Apesar de a Bosch ser uma das empresas que está a conseguir superar a crise, o representante acredita que empresas mais pequenas estão a ter “muita dificuldade” em sobreviver. Explica ainda que, “no caso de multinacionais que depende de outras multinacionais, as encomendas não são previstas a meses mas sim a anos”.
Setor bem diferente é o do vinho. “No nosso caso, temos uma antecipação de encomendas muito curta”, explica Justino Soares, administrador da Quinta do Crasto. O responsável destaca que a preocupação prende-se mais com o evoluir da própria pandemia: “Não sabemos é como esta situação vai evoluir. O que acontecer em termos de saúde pública é a chave para tudo o que vai acontecer a seguir“, recorda Justino Soares.
Associações queixam-se do novo mecanismo de lay-off e pedem intervenção do Governo
A grande maioria das empresas consideram que o Governo tem de intervir mais, e que o apoio à retoma progressiva, medida desenhada para suceder ao lay-off simplificado, deve ser ajustada, por ser “desadequada” à realidade das empresas.

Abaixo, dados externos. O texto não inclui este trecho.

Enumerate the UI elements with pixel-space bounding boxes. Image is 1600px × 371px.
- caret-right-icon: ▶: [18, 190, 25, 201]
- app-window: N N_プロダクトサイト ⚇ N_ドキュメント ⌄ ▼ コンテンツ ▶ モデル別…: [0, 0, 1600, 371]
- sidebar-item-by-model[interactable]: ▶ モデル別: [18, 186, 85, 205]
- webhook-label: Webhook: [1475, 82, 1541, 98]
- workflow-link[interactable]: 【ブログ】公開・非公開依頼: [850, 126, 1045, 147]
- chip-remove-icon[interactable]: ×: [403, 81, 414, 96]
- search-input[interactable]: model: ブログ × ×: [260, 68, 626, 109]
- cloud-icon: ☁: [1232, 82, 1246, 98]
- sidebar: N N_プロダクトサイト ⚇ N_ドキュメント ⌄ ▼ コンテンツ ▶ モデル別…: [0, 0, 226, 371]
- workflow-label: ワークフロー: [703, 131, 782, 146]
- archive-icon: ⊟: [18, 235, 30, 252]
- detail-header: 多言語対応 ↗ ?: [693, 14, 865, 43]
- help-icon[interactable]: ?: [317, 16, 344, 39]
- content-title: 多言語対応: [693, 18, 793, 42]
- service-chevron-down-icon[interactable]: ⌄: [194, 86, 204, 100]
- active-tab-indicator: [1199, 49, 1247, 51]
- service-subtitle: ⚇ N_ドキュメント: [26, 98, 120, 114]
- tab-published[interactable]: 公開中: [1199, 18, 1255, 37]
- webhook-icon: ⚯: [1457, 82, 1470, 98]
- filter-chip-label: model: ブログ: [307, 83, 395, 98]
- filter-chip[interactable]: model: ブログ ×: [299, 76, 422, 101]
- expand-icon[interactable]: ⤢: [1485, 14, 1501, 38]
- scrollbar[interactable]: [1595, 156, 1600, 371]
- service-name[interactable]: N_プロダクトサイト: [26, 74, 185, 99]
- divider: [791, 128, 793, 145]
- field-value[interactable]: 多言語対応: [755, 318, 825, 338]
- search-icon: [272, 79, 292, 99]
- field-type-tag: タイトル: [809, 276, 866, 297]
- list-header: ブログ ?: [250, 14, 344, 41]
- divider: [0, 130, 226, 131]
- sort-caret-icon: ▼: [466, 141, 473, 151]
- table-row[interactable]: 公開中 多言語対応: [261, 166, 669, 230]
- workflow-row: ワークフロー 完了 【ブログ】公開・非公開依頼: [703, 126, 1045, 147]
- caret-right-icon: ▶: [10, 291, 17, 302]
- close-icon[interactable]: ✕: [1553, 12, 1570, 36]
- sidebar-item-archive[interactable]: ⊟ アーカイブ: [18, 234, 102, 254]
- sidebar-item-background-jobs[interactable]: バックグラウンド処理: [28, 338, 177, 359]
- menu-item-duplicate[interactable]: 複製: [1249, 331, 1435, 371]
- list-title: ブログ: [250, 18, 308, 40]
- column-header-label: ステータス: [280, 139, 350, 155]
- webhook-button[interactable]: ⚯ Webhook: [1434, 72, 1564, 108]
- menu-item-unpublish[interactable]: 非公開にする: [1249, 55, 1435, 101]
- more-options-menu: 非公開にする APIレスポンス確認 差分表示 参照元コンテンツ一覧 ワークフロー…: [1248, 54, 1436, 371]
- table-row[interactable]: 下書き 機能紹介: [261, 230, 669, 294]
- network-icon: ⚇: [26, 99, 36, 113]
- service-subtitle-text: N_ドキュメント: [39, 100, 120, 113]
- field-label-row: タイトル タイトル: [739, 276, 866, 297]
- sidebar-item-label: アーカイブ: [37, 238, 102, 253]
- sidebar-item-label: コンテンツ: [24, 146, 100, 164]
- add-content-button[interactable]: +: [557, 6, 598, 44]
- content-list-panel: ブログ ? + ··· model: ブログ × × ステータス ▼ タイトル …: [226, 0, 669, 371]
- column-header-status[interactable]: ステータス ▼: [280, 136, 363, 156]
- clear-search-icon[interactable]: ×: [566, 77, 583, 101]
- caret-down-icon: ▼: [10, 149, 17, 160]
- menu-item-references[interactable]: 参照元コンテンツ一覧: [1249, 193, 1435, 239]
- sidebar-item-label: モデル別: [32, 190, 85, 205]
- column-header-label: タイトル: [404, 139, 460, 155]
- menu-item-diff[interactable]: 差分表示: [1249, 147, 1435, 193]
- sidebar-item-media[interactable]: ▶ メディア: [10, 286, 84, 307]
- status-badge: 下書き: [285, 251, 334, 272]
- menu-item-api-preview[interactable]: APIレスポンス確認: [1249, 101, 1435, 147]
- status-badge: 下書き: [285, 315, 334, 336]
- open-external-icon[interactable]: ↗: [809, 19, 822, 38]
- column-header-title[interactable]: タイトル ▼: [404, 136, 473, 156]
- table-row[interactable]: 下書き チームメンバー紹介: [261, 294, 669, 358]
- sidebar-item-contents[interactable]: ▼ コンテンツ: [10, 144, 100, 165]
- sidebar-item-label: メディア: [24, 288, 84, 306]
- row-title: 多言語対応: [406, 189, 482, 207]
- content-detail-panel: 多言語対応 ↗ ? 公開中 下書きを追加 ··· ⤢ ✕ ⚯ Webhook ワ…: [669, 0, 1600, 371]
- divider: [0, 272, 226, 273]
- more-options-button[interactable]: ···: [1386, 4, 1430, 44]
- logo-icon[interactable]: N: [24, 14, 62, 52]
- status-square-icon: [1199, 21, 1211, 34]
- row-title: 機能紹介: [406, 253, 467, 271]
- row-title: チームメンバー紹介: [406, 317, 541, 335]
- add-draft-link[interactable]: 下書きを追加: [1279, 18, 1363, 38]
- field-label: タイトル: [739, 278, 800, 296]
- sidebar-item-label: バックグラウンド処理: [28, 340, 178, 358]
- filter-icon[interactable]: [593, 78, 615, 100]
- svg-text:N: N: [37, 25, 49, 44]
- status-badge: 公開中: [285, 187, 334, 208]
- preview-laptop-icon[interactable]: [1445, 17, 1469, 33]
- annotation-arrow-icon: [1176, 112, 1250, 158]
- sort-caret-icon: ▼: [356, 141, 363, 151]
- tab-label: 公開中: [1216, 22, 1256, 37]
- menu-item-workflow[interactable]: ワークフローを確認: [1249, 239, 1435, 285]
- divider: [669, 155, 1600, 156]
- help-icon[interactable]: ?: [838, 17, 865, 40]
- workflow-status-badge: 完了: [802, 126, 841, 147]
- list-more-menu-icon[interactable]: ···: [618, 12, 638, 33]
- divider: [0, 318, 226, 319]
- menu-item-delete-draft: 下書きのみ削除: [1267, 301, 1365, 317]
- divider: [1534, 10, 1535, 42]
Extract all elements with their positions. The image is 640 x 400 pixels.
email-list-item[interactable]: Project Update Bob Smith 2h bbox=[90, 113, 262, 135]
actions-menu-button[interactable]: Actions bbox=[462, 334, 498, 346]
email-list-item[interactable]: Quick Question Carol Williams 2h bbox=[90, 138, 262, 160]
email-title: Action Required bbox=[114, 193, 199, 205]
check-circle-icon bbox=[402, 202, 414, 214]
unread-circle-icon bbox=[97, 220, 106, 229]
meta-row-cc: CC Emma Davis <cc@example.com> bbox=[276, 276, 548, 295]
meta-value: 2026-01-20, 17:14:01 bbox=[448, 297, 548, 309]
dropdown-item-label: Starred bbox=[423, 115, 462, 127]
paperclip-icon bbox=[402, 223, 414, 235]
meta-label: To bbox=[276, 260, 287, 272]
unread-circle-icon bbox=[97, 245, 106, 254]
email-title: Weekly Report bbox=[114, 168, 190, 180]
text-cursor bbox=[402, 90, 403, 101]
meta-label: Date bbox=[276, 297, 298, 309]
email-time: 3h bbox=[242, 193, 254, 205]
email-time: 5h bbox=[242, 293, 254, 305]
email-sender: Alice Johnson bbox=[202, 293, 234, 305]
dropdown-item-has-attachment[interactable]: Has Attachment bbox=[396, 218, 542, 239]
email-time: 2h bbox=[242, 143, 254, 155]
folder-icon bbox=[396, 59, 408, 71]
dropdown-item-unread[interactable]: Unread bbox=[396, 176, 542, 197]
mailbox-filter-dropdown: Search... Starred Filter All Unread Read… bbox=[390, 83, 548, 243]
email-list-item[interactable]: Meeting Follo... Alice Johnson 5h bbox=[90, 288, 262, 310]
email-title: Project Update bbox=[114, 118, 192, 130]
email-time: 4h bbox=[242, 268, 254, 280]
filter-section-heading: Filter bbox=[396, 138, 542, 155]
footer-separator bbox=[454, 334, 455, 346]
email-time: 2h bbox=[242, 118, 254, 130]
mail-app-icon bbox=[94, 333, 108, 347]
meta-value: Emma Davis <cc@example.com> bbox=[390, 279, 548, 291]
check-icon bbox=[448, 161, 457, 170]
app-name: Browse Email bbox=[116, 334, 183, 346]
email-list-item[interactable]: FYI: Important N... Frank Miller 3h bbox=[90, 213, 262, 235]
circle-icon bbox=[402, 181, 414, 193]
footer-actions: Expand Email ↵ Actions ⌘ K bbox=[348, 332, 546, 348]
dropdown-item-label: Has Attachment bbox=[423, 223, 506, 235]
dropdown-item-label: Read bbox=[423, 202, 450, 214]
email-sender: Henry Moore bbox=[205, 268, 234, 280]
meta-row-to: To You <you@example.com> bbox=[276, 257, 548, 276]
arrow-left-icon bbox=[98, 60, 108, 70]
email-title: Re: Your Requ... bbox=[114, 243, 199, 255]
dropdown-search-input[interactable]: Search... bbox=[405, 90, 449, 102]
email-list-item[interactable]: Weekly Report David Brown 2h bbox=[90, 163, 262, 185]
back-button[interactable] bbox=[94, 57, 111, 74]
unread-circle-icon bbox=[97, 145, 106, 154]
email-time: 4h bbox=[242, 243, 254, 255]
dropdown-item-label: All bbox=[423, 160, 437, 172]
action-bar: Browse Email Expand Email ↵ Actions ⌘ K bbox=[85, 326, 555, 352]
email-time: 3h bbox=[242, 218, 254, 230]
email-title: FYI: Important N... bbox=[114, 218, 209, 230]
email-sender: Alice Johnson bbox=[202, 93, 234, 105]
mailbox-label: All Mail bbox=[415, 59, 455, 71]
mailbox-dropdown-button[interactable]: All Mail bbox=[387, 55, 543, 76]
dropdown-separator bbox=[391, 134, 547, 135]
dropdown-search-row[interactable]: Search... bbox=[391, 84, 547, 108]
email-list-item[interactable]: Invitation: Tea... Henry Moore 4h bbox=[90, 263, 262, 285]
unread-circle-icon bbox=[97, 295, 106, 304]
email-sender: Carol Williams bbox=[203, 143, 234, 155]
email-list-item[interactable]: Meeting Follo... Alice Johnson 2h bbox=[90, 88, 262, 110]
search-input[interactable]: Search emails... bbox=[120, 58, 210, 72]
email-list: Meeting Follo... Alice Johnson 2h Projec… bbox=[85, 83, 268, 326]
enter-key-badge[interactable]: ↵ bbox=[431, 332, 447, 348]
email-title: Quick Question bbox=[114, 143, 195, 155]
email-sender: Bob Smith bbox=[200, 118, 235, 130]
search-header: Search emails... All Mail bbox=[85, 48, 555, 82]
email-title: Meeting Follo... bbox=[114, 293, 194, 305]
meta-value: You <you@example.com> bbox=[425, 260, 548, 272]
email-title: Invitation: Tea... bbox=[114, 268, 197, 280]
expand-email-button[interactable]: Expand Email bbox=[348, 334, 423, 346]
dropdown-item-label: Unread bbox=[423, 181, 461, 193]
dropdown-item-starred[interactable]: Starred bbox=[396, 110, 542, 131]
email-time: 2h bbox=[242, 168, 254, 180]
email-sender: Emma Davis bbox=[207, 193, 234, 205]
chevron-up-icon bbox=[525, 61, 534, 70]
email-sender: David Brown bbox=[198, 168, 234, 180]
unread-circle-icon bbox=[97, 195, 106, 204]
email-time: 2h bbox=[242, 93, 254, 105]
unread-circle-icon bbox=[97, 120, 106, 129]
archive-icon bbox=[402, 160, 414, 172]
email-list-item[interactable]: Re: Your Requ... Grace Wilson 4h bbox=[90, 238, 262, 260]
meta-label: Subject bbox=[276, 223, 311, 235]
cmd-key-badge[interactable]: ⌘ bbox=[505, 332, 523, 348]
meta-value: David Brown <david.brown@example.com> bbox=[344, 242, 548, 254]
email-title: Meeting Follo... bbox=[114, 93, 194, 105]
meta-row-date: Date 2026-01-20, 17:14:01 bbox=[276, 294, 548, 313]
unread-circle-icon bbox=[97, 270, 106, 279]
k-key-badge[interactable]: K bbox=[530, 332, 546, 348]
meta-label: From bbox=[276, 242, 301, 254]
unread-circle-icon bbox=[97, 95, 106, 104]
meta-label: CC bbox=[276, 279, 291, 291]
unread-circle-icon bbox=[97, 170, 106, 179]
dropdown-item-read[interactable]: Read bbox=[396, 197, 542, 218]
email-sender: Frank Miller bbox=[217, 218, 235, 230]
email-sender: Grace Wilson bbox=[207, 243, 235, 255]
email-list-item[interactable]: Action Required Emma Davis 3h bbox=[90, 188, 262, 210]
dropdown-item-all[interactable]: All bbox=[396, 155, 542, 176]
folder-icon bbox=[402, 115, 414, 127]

“Esta nova medida de lay-off é desadequada e não veio acrescentar nada, antes pelo contrário, veio complicar ainda mais. O lay-off simplificado devia ser mantido pelo menos até ao final do ano. Continuamos ter problemas de liquidez nas empresas e isto são questões que têm que ser resolvidas de imediato. Para termos futuro, temos que segurar essas empresas no presente”, alerta o presidente da AEP, Luís Miguel Ribeiro.
Nós sempre fizemos planeamento de encomendas a seis meses e chegar a agosto e não ter encomendas é catastrófico.
O presidente da ATP, Mário Jorge Machado, diz também que “as medidas que o Governo tomou em relação ao novo regime de lay-off deviam ser ajustadas”. “As empresas pedem mais rapidez, simplificação e menos burocracia nas medidas de apoio”, resume o representante.
Face ao fim do lay-off simplificado, a Associação Têxtil e Vestuário pede um mecanismo de apoio para empresas com quebras de atividade ou faturação a partir de 20%, mais incentivos ao investimento na indústria em áreas como a modernização e a internacionalização e pagamentos mais rápidos por parte do Portugal 2020.
“O Governo tem que tomar medidas face a este novo mecanismo que criou para falir as empresas. O Governo deu um tiro de bazuca contra as empresas que não vão ter capacidade para assumir estes encargos. O Estado tem que intervir”, apela, por fim, o presidente da Anivec.